Current Project

Point-of-Care rs773902 Genetic Testing to Inform Antiplatelet Pharmacotherapy

Stay tuned as we continue to work on our project!

Abstract

PAR4 is a platelet receptor that causes blood clotting when activated. A prevalent point mutation in the gene for this receptor makes commonly prescribed antiplatelet therapies less effective; however, alternative, unaffected options are available. We will develop an accessible test for this mutation that can be performed in a physician's office using isothermal DNA amplification and a fluorescent marker.

Background

Disparities in thrombosis are a significant contributor to racial healthcare inequalities in America, with rates of venous thromboembolism incidence 30-100% higher in African Americans than whites (Folsom et al.). Evidence shows differential PAR4 platelet activation by race may contribute to this disparity (Tourdot et al.). A single nucleotide polymorphism (SNP) in the PAR4 gene encoding an Ala to Thr mutation may be responsible for about 50% of racial differences in PAR4 activation, with 81% of alleles in persons of European ancestry coding for PAR4-Ala120, while 57% of alleles in persons of African ancestry code for PAR4-Thr120 (Tourdot et al.). Patients with this mutation have an increased risk of stroke, with an Odds Ratio of 1.166 for each additional copy of the gene (Whitley et al.). Further, individuals with at least one allele coding for PAR4-Thr120 may experience resistance to common treatments, demonstrating increased clotting relative to PAR4-Ala120 ex-vivo in the presence of aspirin and clopidogrel (Tourdot et al.). This effect may be abolished by treating platelets with heparin (Tourdot et al.) or ticagrelor (Whitley et al.).

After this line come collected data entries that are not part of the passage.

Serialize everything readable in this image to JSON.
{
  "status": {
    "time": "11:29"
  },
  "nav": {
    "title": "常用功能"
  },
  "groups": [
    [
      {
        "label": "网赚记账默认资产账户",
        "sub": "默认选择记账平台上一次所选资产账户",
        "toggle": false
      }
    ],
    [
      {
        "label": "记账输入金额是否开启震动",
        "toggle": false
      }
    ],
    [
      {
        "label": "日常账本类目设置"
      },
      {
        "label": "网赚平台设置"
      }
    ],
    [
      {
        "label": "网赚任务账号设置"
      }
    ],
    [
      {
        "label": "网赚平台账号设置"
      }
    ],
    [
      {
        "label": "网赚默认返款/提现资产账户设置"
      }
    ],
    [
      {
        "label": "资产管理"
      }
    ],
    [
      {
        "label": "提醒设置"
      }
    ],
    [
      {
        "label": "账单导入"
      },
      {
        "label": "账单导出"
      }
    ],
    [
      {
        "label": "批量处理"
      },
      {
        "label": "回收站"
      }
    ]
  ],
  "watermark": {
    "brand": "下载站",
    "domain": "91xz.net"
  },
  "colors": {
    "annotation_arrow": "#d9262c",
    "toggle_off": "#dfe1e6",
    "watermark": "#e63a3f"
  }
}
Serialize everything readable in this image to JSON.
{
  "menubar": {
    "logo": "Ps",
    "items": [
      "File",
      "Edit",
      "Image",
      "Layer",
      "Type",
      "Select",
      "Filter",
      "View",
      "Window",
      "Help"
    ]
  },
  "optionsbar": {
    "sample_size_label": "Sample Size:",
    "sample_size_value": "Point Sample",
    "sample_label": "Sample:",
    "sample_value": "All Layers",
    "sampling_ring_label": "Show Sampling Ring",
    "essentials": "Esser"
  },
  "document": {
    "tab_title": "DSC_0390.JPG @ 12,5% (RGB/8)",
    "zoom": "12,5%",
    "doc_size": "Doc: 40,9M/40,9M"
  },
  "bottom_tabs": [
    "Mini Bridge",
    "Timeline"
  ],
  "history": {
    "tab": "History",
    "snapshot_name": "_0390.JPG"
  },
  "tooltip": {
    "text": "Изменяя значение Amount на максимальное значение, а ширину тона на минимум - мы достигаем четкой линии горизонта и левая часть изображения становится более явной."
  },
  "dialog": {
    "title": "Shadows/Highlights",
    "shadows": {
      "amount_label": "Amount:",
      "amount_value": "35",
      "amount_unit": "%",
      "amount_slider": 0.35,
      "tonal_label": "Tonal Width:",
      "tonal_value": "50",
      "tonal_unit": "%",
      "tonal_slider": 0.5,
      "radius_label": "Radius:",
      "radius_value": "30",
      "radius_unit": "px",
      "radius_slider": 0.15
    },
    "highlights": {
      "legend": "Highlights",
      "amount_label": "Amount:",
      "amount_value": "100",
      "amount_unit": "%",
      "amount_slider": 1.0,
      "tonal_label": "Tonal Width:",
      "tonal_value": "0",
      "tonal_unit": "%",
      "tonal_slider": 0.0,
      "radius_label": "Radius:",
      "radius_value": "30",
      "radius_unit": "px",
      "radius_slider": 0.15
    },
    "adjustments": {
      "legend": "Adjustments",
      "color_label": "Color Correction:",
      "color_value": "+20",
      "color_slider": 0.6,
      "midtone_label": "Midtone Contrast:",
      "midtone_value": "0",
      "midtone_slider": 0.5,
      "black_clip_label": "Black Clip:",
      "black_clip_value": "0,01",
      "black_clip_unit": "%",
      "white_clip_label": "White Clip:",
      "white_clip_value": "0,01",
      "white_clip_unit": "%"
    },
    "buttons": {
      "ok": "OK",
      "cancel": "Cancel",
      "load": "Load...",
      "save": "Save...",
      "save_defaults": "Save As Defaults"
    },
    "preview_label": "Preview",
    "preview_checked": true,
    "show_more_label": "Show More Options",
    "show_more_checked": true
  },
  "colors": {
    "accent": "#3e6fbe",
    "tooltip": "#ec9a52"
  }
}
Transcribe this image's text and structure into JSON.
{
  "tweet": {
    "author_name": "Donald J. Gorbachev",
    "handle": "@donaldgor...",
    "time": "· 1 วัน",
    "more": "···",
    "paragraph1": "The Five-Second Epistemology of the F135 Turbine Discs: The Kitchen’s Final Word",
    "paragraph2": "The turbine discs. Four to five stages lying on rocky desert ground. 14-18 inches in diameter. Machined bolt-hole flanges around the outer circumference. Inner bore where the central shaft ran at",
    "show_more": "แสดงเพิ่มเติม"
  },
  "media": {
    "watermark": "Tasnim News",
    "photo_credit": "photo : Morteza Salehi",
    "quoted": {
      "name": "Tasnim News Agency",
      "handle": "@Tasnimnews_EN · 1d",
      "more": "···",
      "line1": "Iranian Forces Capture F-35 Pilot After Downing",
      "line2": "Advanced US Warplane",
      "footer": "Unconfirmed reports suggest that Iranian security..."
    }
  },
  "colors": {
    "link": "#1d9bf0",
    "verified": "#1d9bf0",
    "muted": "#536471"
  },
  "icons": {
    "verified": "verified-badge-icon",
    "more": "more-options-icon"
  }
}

Recent advances in sequencing technology make genome-directed therapy a viable strategy when indicated in high resource settings. However, in many places access to traditional sequencing services may be affected by lack of access to expensive equipment and the need for a second, follow-up patient contact (Kaplan-Lewis, E., & Percac-Lima, S., 2013) to discuss sequencing results and implement treatment adjustments. Cheap, fast, and accessible point-of-care testing (POCT) may address these challenges. Recent work on loop-mediated isothermal DNA amplification (LAMP) with competitive fluorescent probes for SNP detection is a promising strategy toward this end, with evidence demonstrating the system's ability to detect a SNP rapidly and accurately by producing a fluorescent signal in its presence (Hyman et al.).